Rozdział 6

55 4 2
                                    




*parę dni później*

Był to dzień wyjścia Toni ze szpitala. Muszę wymyślić coś, aby dobrze się nią zająć. Jak ktoś zauważy ją w mieście, to może się źle skończyć. Ale przecież ja ją ochronię. Ona jest tylko moja i każdy to wie.
- Gotowa? – spytałam z lekkim uśmieszkiem. Podobało mi się to, że nikt nie domyśla się, co planuję.
- Tak. – złapałam ją za rękę i wyszłyśmy ze szpitalnego pokoju. Już miałyśmy opuścić to straszne miejsce, zatrzymał nas jeszcze lekarz.
- Pani Topaz, pani Blossom. Jakby coś się działo, jestem do waszej dyspozycji. – dał nam karteczkę z jego osobistym numerem. Chyba naprawdę nas polubił.
- Jasne. Dopilnuję, żeby TT nic się nie stało. – czule pocałowałam ją w czubek głowy. Nie było to trudne, bo Toni jest dużo niższa ode mnie.
- Widzę, że...
- Możemy już iść? – spytałam desperacko. - Mamy plany.
- Oczywiście. Miłego dnia – powiedział i poszedł do następnych pacjentów.
- Mamy plany? – spytała Toni patrząc się na mnie.
- Możliwe... - uśmiechnęłam się lekko, nie patrząc na nią. Właśnie opuściłyśmy szpital, a wtedy powiedziałam: - To są nasze plany. Zapraszam panią na przejażdżkę limuzyną, ale nie taką zwykłą. – wskazałam stary motocykl Toni. – Gdy cię nie było trochę podszkoliłam się w jeżdżeniu. Pojedziemy teraz do Popa, a raczej do Bonne Nuit, bo wszyscy chcą cię zobaczyć po tak długim czasie. – Toni zapiszczała i podbiegłam do swojego ukochanego pojazdu.
- Jest w jeszcze lepszym stanie, niż wtedy, gdy go tu zostawiłam.
- Dbałam o niego, na wypadek, gdybyś niespodziewanie wróciła. Jedziemy?
- Oczywiście – podałam dziewczynie kask. – ale jest tylko jeden.
- Wolę, żebyś to ty była bezpieczna. – już widziałam, że chciała cos powiedzieć, ale szybko dodałam: - i lubię wiatr we włosach. Naprawdę sobie poradzę.

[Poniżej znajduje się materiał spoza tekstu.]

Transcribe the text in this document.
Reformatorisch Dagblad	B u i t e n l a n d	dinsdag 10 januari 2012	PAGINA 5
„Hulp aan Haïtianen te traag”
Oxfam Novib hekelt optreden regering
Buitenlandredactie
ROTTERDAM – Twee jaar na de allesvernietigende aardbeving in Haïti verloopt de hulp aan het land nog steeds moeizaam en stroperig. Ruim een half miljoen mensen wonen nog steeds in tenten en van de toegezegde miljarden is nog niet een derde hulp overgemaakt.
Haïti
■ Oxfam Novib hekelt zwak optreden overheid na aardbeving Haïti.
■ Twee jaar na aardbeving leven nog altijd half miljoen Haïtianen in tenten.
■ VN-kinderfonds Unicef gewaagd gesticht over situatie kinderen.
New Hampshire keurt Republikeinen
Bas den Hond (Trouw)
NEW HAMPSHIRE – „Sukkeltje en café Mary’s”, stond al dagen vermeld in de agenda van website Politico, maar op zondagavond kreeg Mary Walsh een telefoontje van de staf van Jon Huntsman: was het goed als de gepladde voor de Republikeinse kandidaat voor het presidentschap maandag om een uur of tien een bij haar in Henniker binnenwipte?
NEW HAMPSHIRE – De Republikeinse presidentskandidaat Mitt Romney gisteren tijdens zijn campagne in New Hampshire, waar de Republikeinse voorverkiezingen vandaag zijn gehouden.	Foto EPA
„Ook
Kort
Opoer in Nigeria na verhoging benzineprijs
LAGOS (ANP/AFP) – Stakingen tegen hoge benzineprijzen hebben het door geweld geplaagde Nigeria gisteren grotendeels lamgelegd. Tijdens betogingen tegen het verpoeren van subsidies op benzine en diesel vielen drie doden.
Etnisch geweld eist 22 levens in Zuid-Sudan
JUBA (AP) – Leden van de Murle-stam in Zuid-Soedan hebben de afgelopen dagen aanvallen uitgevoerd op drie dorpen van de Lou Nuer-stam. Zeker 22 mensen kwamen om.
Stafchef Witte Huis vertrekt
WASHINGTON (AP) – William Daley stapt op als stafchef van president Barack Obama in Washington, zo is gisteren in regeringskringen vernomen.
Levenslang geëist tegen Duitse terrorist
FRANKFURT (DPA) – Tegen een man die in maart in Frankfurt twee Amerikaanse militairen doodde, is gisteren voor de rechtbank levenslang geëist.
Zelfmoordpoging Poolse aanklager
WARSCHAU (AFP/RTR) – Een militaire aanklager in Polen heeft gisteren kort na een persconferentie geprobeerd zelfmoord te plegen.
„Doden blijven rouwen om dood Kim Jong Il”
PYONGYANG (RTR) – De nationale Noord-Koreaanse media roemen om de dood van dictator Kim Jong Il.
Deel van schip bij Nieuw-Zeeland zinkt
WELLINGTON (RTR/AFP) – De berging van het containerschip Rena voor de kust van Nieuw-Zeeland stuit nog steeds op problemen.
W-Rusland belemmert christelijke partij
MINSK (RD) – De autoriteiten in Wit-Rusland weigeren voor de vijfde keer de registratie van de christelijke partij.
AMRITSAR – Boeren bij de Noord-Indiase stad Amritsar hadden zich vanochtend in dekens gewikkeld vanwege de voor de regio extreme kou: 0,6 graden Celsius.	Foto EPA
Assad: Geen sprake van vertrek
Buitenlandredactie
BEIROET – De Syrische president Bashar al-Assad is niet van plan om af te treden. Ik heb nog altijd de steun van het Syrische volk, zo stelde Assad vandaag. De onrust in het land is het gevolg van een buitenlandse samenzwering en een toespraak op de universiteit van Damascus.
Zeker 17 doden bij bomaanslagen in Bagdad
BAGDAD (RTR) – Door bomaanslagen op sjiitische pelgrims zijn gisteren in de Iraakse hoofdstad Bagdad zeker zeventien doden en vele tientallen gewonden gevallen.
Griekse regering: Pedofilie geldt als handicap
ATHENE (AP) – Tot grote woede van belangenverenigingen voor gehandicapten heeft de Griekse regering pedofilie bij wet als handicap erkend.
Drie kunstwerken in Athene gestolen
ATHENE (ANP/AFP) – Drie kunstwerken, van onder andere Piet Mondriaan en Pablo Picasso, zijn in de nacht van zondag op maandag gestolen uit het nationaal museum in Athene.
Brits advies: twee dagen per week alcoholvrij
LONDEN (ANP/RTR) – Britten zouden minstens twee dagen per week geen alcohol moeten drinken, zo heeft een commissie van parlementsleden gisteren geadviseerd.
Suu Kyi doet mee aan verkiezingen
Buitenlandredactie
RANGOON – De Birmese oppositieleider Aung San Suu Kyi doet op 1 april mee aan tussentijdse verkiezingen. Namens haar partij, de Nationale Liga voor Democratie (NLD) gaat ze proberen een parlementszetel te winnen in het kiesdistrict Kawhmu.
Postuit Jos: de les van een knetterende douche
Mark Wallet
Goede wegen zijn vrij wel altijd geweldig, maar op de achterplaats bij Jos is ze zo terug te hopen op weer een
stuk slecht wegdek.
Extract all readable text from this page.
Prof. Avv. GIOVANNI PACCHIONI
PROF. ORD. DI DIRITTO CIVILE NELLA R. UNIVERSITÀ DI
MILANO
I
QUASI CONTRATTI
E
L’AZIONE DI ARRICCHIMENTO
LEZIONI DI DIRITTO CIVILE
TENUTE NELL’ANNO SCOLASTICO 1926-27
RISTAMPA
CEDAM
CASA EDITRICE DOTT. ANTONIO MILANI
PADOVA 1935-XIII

Jechałyśmy teraz do Popa, ale nikt nie wiedział, oprócz mnie, o tym, co miało się teraz stać. Zatrzymałam motor, w dokładnie tym miejscu, które obie bardzo dobrze pamiętamy. Przynajmniej ja.
- Co robisz Cher. Myślałam, że... - zakleiłam jej usta swoimi. Chciałam, żeby wreszcie się zamknęła i cieszyła się chwilą. Wtedy lecieć zaczęła dokładnie ta sama muzyka. Pomogłam Toni zejść z motoru, a potem...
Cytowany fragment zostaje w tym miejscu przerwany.